Your main worry, though, is not the injustice of school life, but the fact that, locked in the school safe, is your school report. This is bound to be bad news if anyone sees it, so you find and destroy it. How? Now , that is a good question. Each of the masters knows one element of the safe combination. Of course, though, they do not want to tell it to you. Your only chance is to set all the shields in the school flashing in order to disorientate the masters, and then knock the masters down so that they involuntarily shout out part of the code. A very complex plan.

Produced by Microsphere, 72 Roseby Road, London N10.


Rating: 75%

Transcript by Chris Bourne

ZX Computing Issue 19, Jun 1985   page(s) 33

Microsphere
£6.95

Microsphere have produced a game that will not teach you to spell, as in the title, not teach obedience or good manners, but will enable you to enter a classroom where you can do what you like, and even invent names for the lengthy cast.

You are ERIC, a mischievous little brat whose school report is locked away in the staffroom safe. You have to get this report before the headmaster does, or else. In order to uncover the hidden combination, the shields that are hanging on the walls have to be hit. The masters will become disorientated by the flashing shields and will reveal part of the combination. The only problem, of course, is the history master, who cannot remember his part, so you must get his birthday out of him, and write this on the blackboard, at which point his memory will be jogged and he will reveal all.
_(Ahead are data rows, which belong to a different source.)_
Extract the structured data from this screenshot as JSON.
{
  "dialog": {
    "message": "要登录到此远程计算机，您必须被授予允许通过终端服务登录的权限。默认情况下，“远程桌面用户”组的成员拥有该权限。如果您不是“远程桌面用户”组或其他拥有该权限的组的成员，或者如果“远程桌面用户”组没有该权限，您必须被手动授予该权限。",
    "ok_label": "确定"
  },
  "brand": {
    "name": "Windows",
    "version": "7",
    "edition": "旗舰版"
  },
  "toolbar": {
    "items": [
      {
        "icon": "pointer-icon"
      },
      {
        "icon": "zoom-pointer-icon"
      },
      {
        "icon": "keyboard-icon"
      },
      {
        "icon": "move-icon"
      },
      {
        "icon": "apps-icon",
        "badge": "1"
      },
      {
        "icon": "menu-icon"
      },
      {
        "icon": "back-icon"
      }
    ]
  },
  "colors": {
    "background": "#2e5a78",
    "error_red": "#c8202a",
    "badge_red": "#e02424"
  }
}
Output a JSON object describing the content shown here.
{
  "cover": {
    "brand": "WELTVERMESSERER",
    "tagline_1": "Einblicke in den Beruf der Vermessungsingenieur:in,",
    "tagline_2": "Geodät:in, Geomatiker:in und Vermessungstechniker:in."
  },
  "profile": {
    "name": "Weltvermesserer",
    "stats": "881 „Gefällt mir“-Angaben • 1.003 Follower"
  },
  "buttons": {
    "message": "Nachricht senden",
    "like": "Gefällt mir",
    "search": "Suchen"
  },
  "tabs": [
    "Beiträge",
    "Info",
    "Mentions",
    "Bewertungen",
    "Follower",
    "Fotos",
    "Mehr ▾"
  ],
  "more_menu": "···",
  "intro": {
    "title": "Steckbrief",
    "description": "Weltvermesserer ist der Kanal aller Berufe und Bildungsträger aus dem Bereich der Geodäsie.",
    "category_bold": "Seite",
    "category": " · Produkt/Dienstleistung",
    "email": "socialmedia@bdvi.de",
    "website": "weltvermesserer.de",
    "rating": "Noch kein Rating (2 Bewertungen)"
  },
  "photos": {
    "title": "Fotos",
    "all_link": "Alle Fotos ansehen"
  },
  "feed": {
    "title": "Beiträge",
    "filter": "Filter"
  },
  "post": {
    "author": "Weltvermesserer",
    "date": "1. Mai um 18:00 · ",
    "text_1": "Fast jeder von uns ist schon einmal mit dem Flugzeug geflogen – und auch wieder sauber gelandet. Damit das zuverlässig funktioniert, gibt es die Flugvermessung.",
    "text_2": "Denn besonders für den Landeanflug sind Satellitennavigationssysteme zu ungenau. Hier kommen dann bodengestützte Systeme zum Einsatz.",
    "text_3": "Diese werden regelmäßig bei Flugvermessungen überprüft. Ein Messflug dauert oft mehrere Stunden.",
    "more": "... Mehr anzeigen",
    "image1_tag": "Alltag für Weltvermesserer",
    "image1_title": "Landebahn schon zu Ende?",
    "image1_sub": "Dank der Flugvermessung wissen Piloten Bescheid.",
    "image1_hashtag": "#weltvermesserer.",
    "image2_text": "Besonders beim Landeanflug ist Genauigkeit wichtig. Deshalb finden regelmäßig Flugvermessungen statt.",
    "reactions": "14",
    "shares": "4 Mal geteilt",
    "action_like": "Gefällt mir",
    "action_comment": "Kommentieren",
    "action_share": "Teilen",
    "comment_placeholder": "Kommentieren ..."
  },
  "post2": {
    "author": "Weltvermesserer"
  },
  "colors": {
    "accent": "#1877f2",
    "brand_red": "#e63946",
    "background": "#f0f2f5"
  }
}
As well as this task, you must take part in the normal activities of school, which involve going to lessons and playing. If you do not go to the correct classroom at lesson time, you will receive lines as punishment. More than 10,000 lines will end this game as Eric is suspended from the school with writer's cramp. Finding a seat during a lesson is not always as easy as it seems as they are soon taken up by other pupils. Even if you manage to find a seat, you are invariably shoved off onto the floor, gaining more lines. This school is very much like a cartoon strip, and the characters could be straight from the Beano. The graphics are fair, but not so clear although they do not really let the game down too much, as it is very enjoyable playing school, fighting the bully, using catapults and having lessons with Mt. Withit and Mr. Creak. A must for all Non-Skolars.


Instructions: 90%
Presentation: 85%
Addictability: 85%
Value For Money: 85%
ZXC Factor: 8/10

Transcript by Chris Bourne

Sinclair User Issue 44, Nov 1985   page(s) 11

Eric is the baddest boy in the school, and the beak has his report locked up in the safe. Eric must attend lessons, avoid lines, beat up the swot, be squashed by the bully, indulge in wild catapult fights and stay away from kids with the measles.

This novel arcade game has all the flavour of an old-fashioned comic with some remarkable surreal touches. To get the combination of the safe you'll need to be a dab hand at hitting the school shields, as well as wizard at dates of famous battles. Manic fun with the promise of a sequel soon.